La tía Elena vivió poco tiempo bajo esas aguas. Primero porque no había escuelas cerca y sus padres la mandaron al Colegio del Sagrado Corazón en la Ciudad de México. A 300 kilómetros, 20 horas en tren, una merienda con su noche para dormir en la ciudad de Puebla y un desayuno regido ya por la nostalgia que provocarían diez meses lejos de la extravagante comida de su madre y cerca del francés y las caravanas de unas monjas inhóspitas. Luego, cuando había terminado con honores los estudios de aritmética, gramática, historia, geografía, piano, costura, francés y letra de piquitos; cuando acababa de regresar al campo y al desasosiego feliz de vivirlo, tuvo que irse otra vez porque llegó la Revolución.
Cuando los alzados entraron a la hacienda para tomar posesión de sus planicies y sus aguas, el papá de la tía no opuso resistencia. Entregó la casa, el patio, la capilla y los muebles con la misma gentileza que siempre lo había distinguido de los otros rancheros. Su mujer les enseñó a las soldaderas el camino a la cocina y él sacó los títulos en los que constaba la propiedad de la hacienda y se los entregó al jefe de la rebelión en el estado.
Luego se llevó a la familia a Teziutlán acomodada en un coche y casi sonriente.
Siempre habían tenido fama de ser medio locos, así que cuando aparecieron en el pueblo intactos y en paz, las otras familias de hacendados estuvieron seguros de que Ramos Lanz tenía algo que ver con los rebeldes. No podía ser casualidad que no hubieran quemado su casa, que sus hijas no se mostraran aterradas, que su mujer no llorara.
Los veían mal cuando caminaban por el pueblo, conversadores y alegres como si nada les hubiera pasado. Era tan firme y suave la actitud del padre que nadie en la familia veía razones para llamarse a tormento. Al fin y al cabo si él sonreía era que al día siguiente y al siguiente decenio habría comida sobre el mantel y crinolinas bajo las faldas de seda.
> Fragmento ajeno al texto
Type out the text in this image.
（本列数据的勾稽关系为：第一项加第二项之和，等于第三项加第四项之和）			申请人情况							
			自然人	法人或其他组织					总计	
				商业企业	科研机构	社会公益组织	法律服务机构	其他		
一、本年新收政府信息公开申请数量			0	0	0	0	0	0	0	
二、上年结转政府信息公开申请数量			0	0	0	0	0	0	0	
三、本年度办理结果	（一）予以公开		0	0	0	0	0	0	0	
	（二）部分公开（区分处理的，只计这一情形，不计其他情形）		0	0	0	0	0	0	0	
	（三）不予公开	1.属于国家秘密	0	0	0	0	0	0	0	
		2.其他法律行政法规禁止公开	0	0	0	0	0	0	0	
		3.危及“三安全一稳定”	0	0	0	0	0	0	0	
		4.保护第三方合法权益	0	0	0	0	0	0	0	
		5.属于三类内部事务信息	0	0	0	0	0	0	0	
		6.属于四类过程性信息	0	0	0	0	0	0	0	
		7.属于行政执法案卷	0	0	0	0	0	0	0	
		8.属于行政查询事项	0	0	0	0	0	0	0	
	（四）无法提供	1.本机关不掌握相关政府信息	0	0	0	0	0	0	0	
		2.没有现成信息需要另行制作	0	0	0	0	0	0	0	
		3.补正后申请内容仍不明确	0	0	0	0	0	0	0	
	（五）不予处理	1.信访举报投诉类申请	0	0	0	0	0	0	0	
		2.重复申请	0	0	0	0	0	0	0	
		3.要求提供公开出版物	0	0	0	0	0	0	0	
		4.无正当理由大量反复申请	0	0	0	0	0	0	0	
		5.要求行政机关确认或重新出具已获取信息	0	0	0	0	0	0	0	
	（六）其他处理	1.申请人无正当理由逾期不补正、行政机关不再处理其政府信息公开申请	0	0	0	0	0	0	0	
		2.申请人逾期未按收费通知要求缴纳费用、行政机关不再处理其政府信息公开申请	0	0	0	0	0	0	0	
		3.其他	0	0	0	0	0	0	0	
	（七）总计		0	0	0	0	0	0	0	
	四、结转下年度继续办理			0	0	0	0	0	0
Era que nadie se quedaría sin peinetas, sin relicarios, sin broches, sin los aretes de un brillante, sin el oporto para la hora de los quesos. 
Sólo una tarde lo vieron intranquilo. Pasó varias horas frente al escritorio de la casa de Teziutlán dibujando algo que parecía un plano y que no lo dejaba contento. Iba tirando hojas y hojas al cesto de los papeles, sintiéndose tan inútil como quien trata de recordar el camino hacia un tesoro enterrado siglos atrás.
La tía Elena lo miraba desde un sillón sin abrir la boca, sin asomarse a nada que no fueran sus gestos. De repente lo vio conforme y lo escucho hablar solo en un murmullo que no por serio perdía euforia. Dobló el papel en cuatro y se lo echó en la bolsa interior del saco. 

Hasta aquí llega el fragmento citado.